Fortunately, HR teams are now introducing smarter approaches to traditional talent management and delivering it in ways that have more impact and relevance. Let’s look at three new talent trends.

Articulate what you want them to DO, not BE

Instead of the futile exercise of trying to define what perfect leadership looks like, we’re seeing HR teams focus more on what they want leaders to achieve. One of my favorite examples of these comes from a large systems engineering firm who do it with beautiful simplicity. Instead of the usual numerous leadership attributes in a competency model, they state that leaders must do three things:

By focusing on these outcomes, they ensure that leaders are doing the things that matter whilst not prescribing the best way to deliver them, allowing leaders to use a style that works for them. Whilst the HR team provides support and coaching, they resist the urge to them how exactly how to do it. Instead, they use pulse surveys to measure whether employees feel the organization helps them to perform better, appreciates what they do, and gives them the right level of autonomy to do their best work.
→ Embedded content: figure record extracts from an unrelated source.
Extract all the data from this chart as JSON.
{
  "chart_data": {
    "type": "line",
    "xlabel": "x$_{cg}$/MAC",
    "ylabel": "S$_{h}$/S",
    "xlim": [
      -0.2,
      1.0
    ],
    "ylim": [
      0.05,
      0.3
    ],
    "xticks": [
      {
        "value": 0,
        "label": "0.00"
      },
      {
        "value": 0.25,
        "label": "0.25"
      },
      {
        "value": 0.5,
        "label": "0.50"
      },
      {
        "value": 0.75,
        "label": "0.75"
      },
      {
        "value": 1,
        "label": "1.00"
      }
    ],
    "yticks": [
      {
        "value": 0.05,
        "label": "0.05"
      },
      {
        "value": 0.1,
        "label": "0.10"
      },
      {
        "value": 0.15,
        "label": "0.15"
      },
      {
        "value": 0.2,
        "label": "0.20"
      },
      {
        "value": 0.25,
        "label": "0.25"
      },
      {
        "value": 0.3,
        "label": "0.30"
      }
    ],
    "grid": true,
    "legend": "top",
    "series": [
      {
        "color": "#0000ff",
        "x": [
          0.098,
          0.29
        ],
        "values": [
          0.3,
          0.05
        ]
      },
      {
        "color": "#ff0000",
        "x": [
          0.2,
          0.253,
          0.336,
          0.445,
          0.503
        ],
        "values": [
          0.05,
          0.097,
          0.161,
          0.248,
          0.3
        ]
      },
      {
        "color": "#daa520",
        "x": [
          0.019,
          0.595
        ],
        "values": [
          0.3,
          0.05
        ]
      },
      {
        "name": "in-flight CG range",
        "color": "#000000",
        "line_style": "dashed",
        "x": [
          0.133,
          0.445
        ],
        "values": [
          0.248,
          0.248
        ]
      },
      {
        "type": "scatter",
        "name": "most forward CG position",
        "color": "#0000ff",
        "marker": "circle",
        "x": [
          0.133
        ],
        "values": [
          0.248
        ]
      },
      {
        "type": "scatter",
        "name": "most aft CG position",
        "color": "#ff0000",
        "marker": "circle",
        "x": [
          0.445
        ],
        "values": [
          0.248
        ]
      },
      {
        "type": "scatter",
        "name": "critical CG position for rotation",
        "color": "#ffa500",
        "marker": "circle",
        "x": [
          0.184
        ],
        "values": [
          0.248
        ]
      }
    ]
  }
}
Focus on the majority, not the elite

We’re seeing a declining obsession with the top elite. HR teams are finding new ways to help and ensure that the majority of people reach their potential.

For example, a major pharmaceutical company has a mantra that ‘growth isn’t optional.’ By this, they mean that regardless of whether you are ambitious and want a promotion, are interested in moving sideways, or whether you are a subject matter expert, everyone has a conversation about how they are growing.
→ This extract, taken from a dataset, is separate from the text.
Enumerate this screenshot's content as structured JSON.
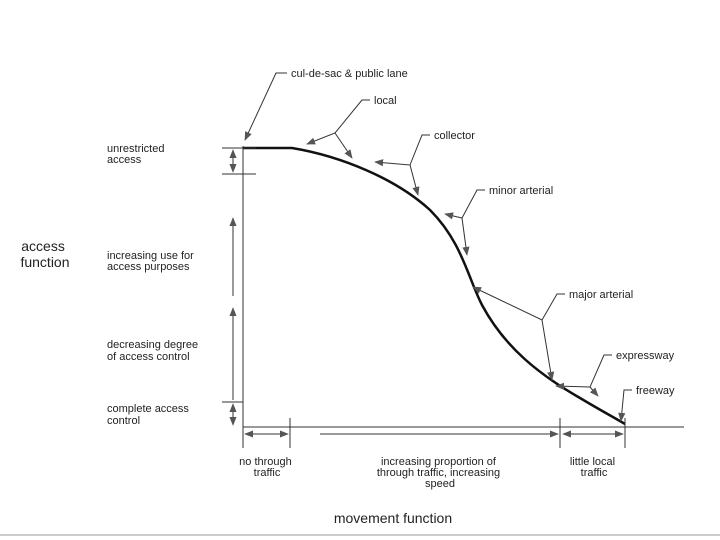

A leading FMCG company has started to reframe its talent discussions away from ‘Who is ready for a promotion?’ to ‘Everyone is ready to do something different. How can we help?’. This helps managers to avoid the usual unconscious bias and instead think more broadly about their teams.

Process-lite talent management

Most leaders like talking about their people. They just hate the prep work and the documenting of their assessments and decisions. We’re seeing HR teams enabling regular but process-lite, discussions amongst leaders about their talent. For example, a major financial services company has replaced the annual talent review with ‘Talking Talent’ sessions. These sessions include clusters of around six to eight managers getting together for just one hour a month to talk about the people in their team and the opportunities they have coming up. No grids or forms to complete. Just regular conversations.

Traditional talent management, like so many aspects of HR, is getting a welcome overhaul. The traditional focus of HR teams on the big cumbersome processes and painful assessments is being replaced with more agile, conversational, and outcome-focused approaches. It’s much more relevant to today’s world and much more impactful as a result.